Postapokaliptyczne wakacje - nowy tytuł autorów Danganronpy
Spokojnie, jest też dużo mangowych cycków.
27.03.2018 14:10
Jakie macie usprawiedliwienie na to, że wciąż nie znacie Danganronpy?! Żartuję. Możecie mieć ich mnóstwo. Nie przepadacie za intensywną japońszczyzną. Nie lubicie gier tekstowych. Nie tolerujecie przesadnego surrealizmu i morderczych miśków. Nie rozpala Was idea dwudziestu godzin czytania dialogów, by poznać kilka obracających scenariusz do góry nogami twistów. Albo w ogóle macie problem z produkcją, która wystawia kciuk w kierunku współczesnych trendów. Okej. Ale jeśli powyższe Was nie dotyczy - nie macie żadnych wymówek. Trylogia studia Spike ma szansę Was zachwycić. Podobnie jak Zero Escape. No, idźcie zagrać. A potem tutaj wróćcie, by wraz fanami świętować zapowiedź zupełnie nowego IP.
Zanki Zero: Last Beginning będzie raczej czymś bliższym Atlusowskim lochołazom niż powieści wizualnej. Na poziomie czystej rozgrywki łączy elementy survivalowe, którymi ostatnio dość głośno gardzę, z zajęciami typowo erpegowymi - zwiedzanie dungeonów, walki z potworkami, zbieranie materiałów. Osobiście nigdy nie odmówię dobrze zaprojektowanemu przedstawiecielowi tego drugiego gatunku z kamerą FPP (przypominam, że lada moment na 3DS-ie ukaże się odświeżone Shin Megami Tensei: Strange Journey!), więc byłbym wstępnie zainteresowany nawet gdyby nie był to tytuł od Spike Chunsoft i nie wiedziałbym, że najważniejszy będzie zapewne i tak scenariusz.
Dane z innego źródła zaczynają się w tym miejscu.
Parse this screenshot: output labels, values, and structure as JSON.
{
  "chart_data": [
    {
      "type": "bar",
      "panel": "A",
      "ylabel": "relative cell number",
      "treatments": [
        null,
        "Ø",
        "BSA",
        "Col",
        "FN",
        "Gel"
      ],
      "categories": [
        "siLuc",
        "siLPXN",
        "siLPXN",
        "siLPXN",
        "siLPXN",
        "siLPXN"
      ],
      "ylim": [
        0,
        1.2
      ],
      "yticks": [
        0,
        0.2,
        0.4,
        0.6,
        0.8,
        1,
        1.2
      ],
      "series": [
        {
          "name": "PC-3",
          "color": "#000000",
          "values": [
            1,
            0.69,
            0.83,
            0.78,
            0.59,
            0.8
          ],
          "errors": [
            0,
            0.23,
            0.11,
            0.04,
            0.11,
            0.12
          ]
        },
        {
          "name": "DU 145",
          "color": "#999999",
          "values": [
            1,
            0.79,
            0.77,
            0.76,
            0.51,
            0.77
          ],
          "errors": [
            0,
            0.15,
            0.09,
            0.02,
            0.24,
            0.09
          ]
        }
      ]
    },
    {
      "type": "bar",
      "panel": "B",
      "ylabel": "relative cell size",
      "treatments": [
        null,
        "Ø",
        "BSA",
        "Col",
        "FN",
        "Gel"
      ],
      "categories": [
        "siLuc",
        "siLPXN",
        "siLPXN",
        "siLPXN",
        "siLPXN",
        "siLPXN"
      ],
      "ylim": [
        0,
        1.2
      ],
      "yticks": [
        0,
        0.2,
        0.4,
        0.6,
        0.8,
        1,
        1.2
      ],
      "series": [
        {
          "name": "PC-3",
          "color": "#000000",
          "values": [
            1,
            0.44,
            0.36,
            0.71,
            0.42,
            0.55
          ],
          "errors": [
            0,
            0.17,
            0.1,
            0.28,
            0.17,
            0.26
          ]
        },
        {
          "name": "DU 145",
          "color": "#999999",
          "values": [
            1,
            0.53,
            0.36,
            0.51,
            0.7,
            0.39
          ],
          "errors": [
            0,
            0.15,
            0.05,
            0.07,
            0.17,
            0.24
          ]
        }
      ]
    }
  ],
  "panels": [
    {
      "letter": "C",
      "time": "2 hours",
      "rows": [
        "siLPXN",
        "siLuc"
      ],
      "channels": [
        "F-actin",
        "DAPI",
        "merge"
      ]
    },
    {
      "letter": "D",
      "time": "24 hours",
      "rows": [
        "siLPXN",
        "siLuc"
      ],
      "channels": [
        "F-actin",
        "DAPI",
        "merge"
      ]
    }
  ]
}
Zanki Zero: Last Beginning - GDC 2018 Trailer
To kolejna gra dewelopera, dla której punktem rozkminy jest koncept śmierci. Ośmiu bohaterów w postapokaliptycznym świecie "uwięzionych w niekończącym się cyklu życia i śmierci". "W zależności od tego, jak umrzesz, twój następny cykl może być wzbogacony o jakieś bonusy. Wykorzystaj każde życie w pełni" - czarują twórcy, a mnie od razu zapala się w głowie lampka skojarzeń z roguelike'ami. Króciutki zwiastun, który możecie obejrzeć powyżej, obiecuje zaś dość nietypowy, wakacyjny setting zapomnianego przez bogów świata oraz... masę wielgachnych cycków. Czymże bez nich byłaby na wskroś japońska gierka?
Daty premiery jeszcze nie znamy. Zanki Zero ukaże się na pecetach i PS4. Ale stawiam też piwko, że switchowa wersja zostanie zapowiedziana później.